Centre for Applied Carmelite Spirituality (CACS)'s Podcast
The Centre for Applied Carmelite Spirituality (CACS) is a centre for research and formation that promotes spiritual formation and renewal, drawing on the rich resources of the venerable Carmelite tradition.
It is an apostolate of the Anglo-Irish Province of the Discalced Carmelites, based at the Carmelite Priory at Boars Hill, Oxford, England.
OUR MISSION
CACS strives to achieve its mission through structured study and formation programmes in spirituality from the Carmelite perspective, especially Prayer and Spiritual Direction. At the Centre for Applied Carmelite Spirituality, you are welcome to enter into the silence where God’s voice is heard in prayer, word and sacrament, inviting you to journey ever more deeply into a place of growth and wholeness. Our goal is to bring people to experience a life-transforming friendship with God through a lived experience of Carmelite spirituality that is authentic to its biblical roots.
Centre for Applied Carmelite Spirituality (CACS)'s Podcast
Palm Sunday
PALM SUNDAY
Word & Wisdom is a weekly reflection on the Sunday’s scriptures and the wisdom of the Carmelite tradition. It promises to offer you real spiritual food to sustain you on the journey.
This Word and Wisdom Podcast is brought to you by the Centre for Applied Carmelite Spirituality, Oxford (carmelite.uk.net).
To receive audio and written copies, subscribe by emailing podcasts@cacs.org.uk
To connect with our Living Prayer Podcast on Youtube, kindly click: https://www.youtube.com/@CACSOxford
The readings for Palm Sunday bring us face to face with a choice we must make to turn away from Jesus or to adopt a spirit of self-abnegation, annihilating in us anything that is resistant to humble obedience to what he asks of us. Such abandonment represents the most radical truth lived by Saint Therese of Lisieux, who knew in her heart that Jesus thirsted for her as much as she thirsted for him. Living the paschal mystery of Christ's dying and rising turned this young woman away from being an immature fledgling full of faults to becoming a mature woman fearlessly committed to giving her all for God.
Her motivation for doing so was that God gives the hundredfold in this life to those souls who leave everything for love of him. The first reading for today from Isaiah is a servant song that Therese, to whom the Lord had given the tongue of a teacher, would have fully understood. Isaiah depicts the characteristics of the Messiah she loved.
Even when his back was beaten and his beard plucked, he did not rebel. Neither did he hide his serene face from buffeting and spitting. Out of love for sinful humankind, he accepted to give his life for the salvation of the world.
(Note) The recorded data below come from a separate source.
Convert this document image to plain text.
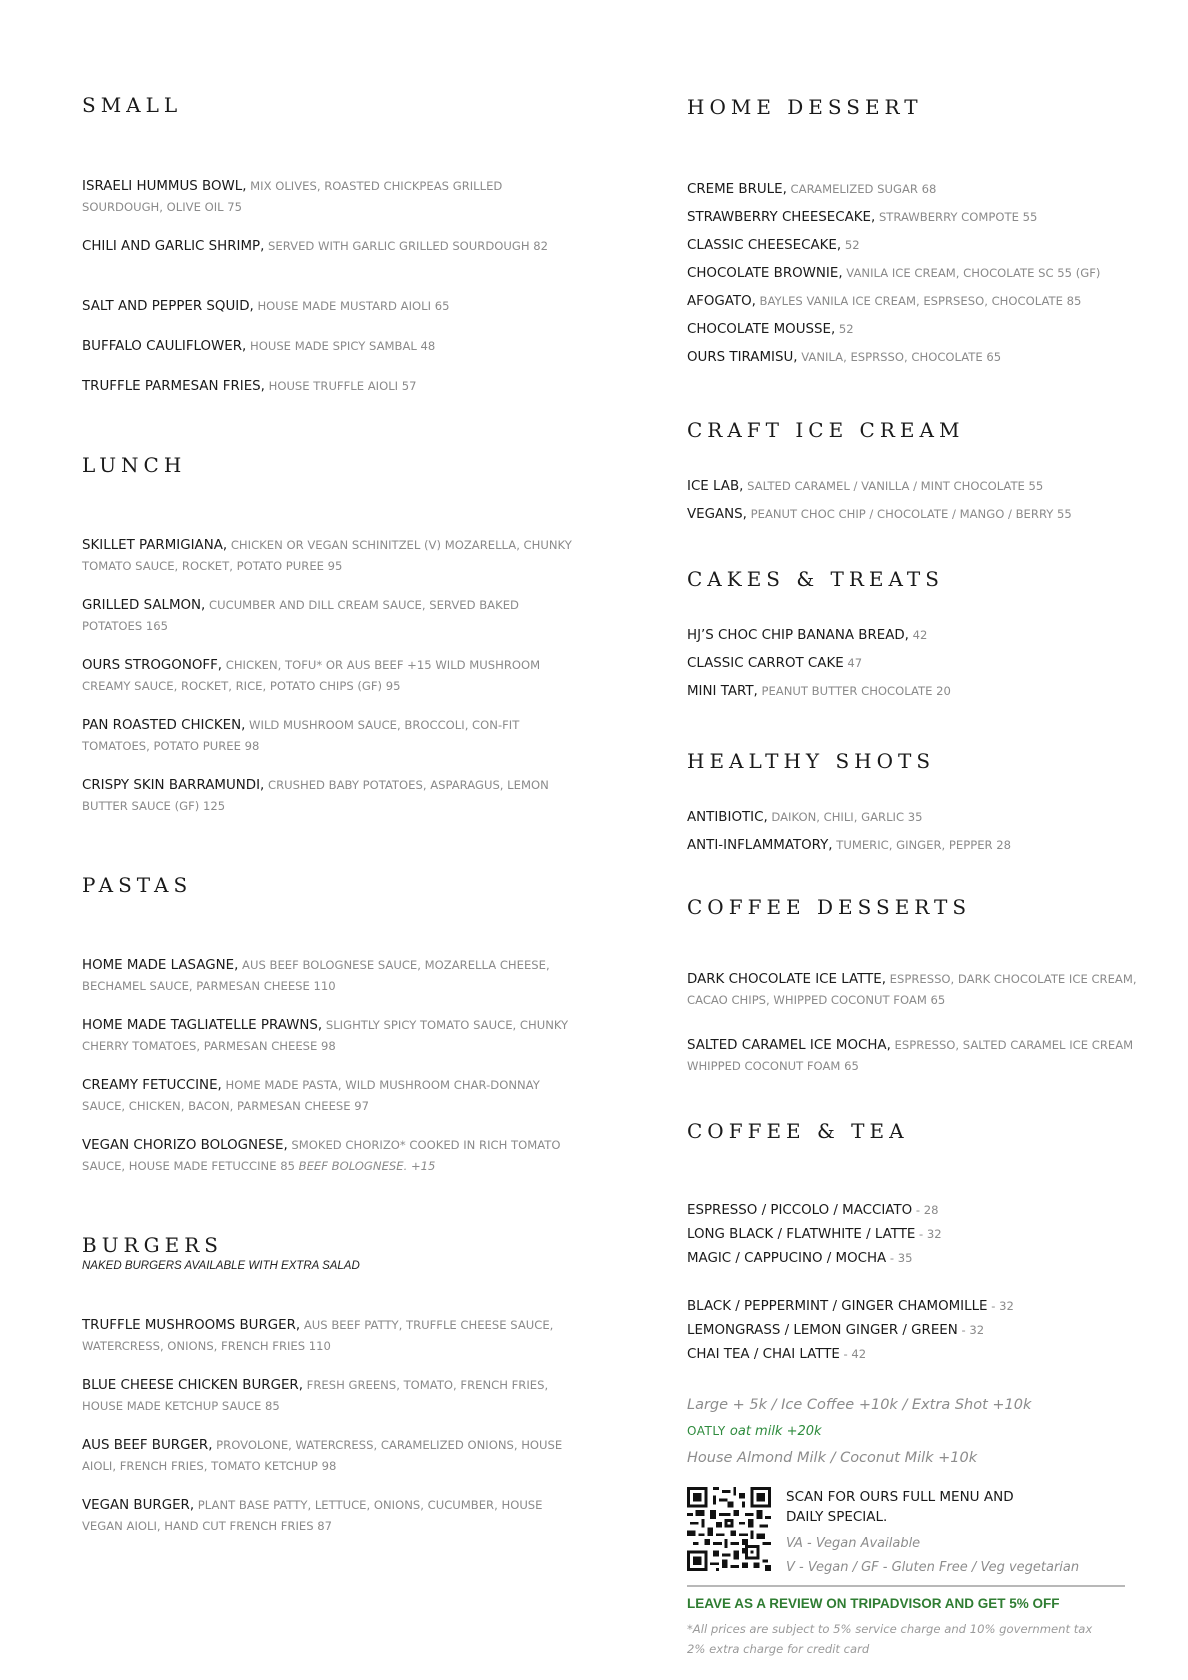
SMALL
ISRAELI HUMMUS BOWL, MIX OLIVES, ROASTED CHICKPEAS GRILLED SOURDOUGH, OLIVE OIL 75
CHILI AND GARLIC SHRIMP, SERVED WITH GARLIC GRILLED SOURDOUGH 82
SALT AND PEPPER SQUID, HOUSE MADE MUSTARD AIOLI 65
BUFFALO CAULIFLOWER, HOUSE MADE SPICY SAMBAL 48
TRUFFLE PARMESAN FRIES, HOUSE TRUFFLE AIOLI 57
LUNCH
SKILLET PARMIGIANA, CHICKEN OR VEGAN SCHINITZEL (V) MOZARELLA, CHUNKY TOMATO SAUCE, ROCKET, POTATO PUREE 95
GRILLED SALMON, CUCUMBER AND DILL CREAM SAUCE, SERVED BAKED POTATOES 165
OURS STROGONOFF, CHICKEN, TOFU* OR AUS BEEF +15 WILD MUSHROOM CREAMY SAUCE, ROCKET, RICE, POTATO CHIPS (GF) 95
PAN ROASTED CHICKEN, WILD MUSHROOM SAUCE, BROCCOLI, CON-FIT TOMATOES, POTATO PUREE 98
CRISPY SKIN BARRAMUNDI, CRUSHED BABY POTATOES, ASPARAGUS, LEMON BUTTER SAUCE (GF) 125
PASTAS
HOME MADE LASAGNE, AUS BEEF BOLOGNESE SAUCE, MOZARELLA CHEESE, BECHAMEL SAUCE, PARMESAN CHEESE 110
HOME MADE TAGLIATELLE PRAWNS, SLIGHTLY SPICY TOMATO SAUCE, CHUNKY CHERRY TOMATOES, PARMESAN CHEESE 98
CREAMY FETUCCINE, HOME MADE PASTA, WILD MUSHROOM CHAR-DONNAY SAUCE, CHICKEN, BACON, PARMESAN CHEESE 97
VEGAN CHORIZO BOLOGNESE, SMOKED CHORIZO* COOKED IN RICH TOMATO SAUCE, HOUSE MADE FETUCCINE 85 BEEF BOLOGNESE. +15
BURGERS
NAKED BURGERS AVAILABLE WITH EXTRA SALAD
TRUFFLE MUSHROOMS BURGER, AUS BEEF PATTY, TRUFFLE CHEESE SAUCE, WATERCRESS, ONIONS, FRENCH FRIES 110
BLUE CHEESE CHICKEN BURGER, FRESH GREENS, TOMATO, FRENCH FRIES, HOUSE MADE KETCHUP SAUCE 85
AUS BEEF BURGER, PROVOLONE, WATERCRESS, CARAMELIZED ONIONS, HOUSE AIOLI, FRENCH FRIES, TOMATO KETCHUP 98
VEGAN BURGER, PLANT BASE PATTY, LETTUCE, ONIONS, CUCUMBER, HOUSE VEGAN AIOLI, HAND CUT FRENCH FRIES 87
HOME DESSERT
CREME BRULE, CARAMELIZED SUGAR 68
STRAWBERRY CHEESECAKE, STRAWBERRY COMPOTE 55
CLASSIC CHEESECAKE, 52
CHOCOLATE BROWNIE, VANILA ICE CREAM, CHOCOLATE SC 55 (GF)
AFOGATO, BAYLES VANILA ICE CREAM, ESPRSESO, CHOCOLATE 85
CHOCOLATE MOUSSE, 52
OURS TIRAMISU, VANILA, ESPRSSO, CHOCOLATE 65
CRAFT ICE CREAM
ICE LAB, SALTED CARAMEL / VANILLA / MINT CHOCOLATE 55
VEGANS, PEANUT CHOC CHIP / CHOCOLATE / MANGO / BERRY 55
CAKES & TREATS
HJ’S CHOC CHIP BANANA BREAD, 42
CLASSIC CARROT CAKE 47
MINI TART, PEANUT BUTTER CHOCOLATE 20
HEALTHY SHOTS
ANTIBIOTIC, DAIKON, CHILI, GARLIC 35
ANTI-INFLAMMATORY, TUMERIC, GINGER, PEPPER 28
COFFEE DESSERTS
DARK CHOCOLATE ICE LATTE, ESPRESSO, DARK CHOCOLATE ICE CREAM, CACAO CHIPS, WHIPPED COCONUT FOAM 65
SALTED CARAMEL ICE MOCHA, ESPRESSO, SALTED CARAMEL ICE CREAM WHIPPED COCONUT FOAM 65
COFFEE & TEA
ESPRESSO / PICCOLO / MACCIATO - 28
LONG BLACK / FLATWHITE / LATTE - 32
MAGIC / CAPPUCINO / MOCHA - 35
BLACK / PEPPERMINT / GINGER CHAMOMILLE - 32
LEMONGRASS / LEMON GINGER / GREEN - 32
CHAI TEA / CHAI LATTE - 42
Large + 5k / Ice Coffee +10k / Extra Shot +10k
OATLY oat milk +20k
House Almond Milk / Coconut Milk +10k
SCAN FOR OURS FULL MENU AND DAILY SPECIAL.
VA - Vegan Available
V - Vegan / GF - Gluten Free / Veg vegetarian
LEAVE AS A REVIEW ON TRIPADVISOR AND GET 5% OFF
*All prices are subject to 5% service charge and 10% government tax
2% extra charge for credit card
Psalm 22 confirms the full significance of such abandoned love. It is truly a lamentation that expresses what it is like in our own lives to have to identify with the affliction of the afflicted. In those midnight moments of our life when we feel abandoned by God and rejected even by those we trusted, we refuse to erase the counter-expressions of trust and hope in God's deliverance and our salvation.
This psalm response opens our heart to the full force of the second reading from Philippians, which portrays the humility and obedience of Jesus who freely chooses to empty himself and for our sake to choose death on a cross. Three traits of Christ highlighted in this reading are central to the Carmelite tradition—his self-emptying, his humility, and his obedience. This second reading also gives us a commission desperately needed in our world today to revere the name of Jesus and to confess that he is Lord.
The Father manifested the sovereignty of the Son by raising him from the dead and drawing him into glory. How this revelation of redemption comes to pass comprises the account of the institution of the Lord's Supper in the Gospel of Luke. We witness the awesome moment when bread becomes his body given up for us and when wine becomes his blood emptied out for us.
The Eucharist is from then to now an action of thanksgiving for sins forgiven and new life in Christ restored. An outstanding witness to what it means to adhere in all circumstances to the mystery of transforming love is Saint Elizabeth of the Trinity. In times of physical debilitation and spiritual desolation, she chose to deepen her love for Christ crucified and to identify totally with the Paschal mystery of his dying and rising.
She tells us in words that bear repeating throughout Holy Week, when everything was dark, when the present was so painful and the future seemed even more gloomy to me, I used to close my eyes and abandon myself like a child into the arms of this Father who is in heaven. May we choose to do likewise from now until we celebrate with the whole church the glory of Easter morn.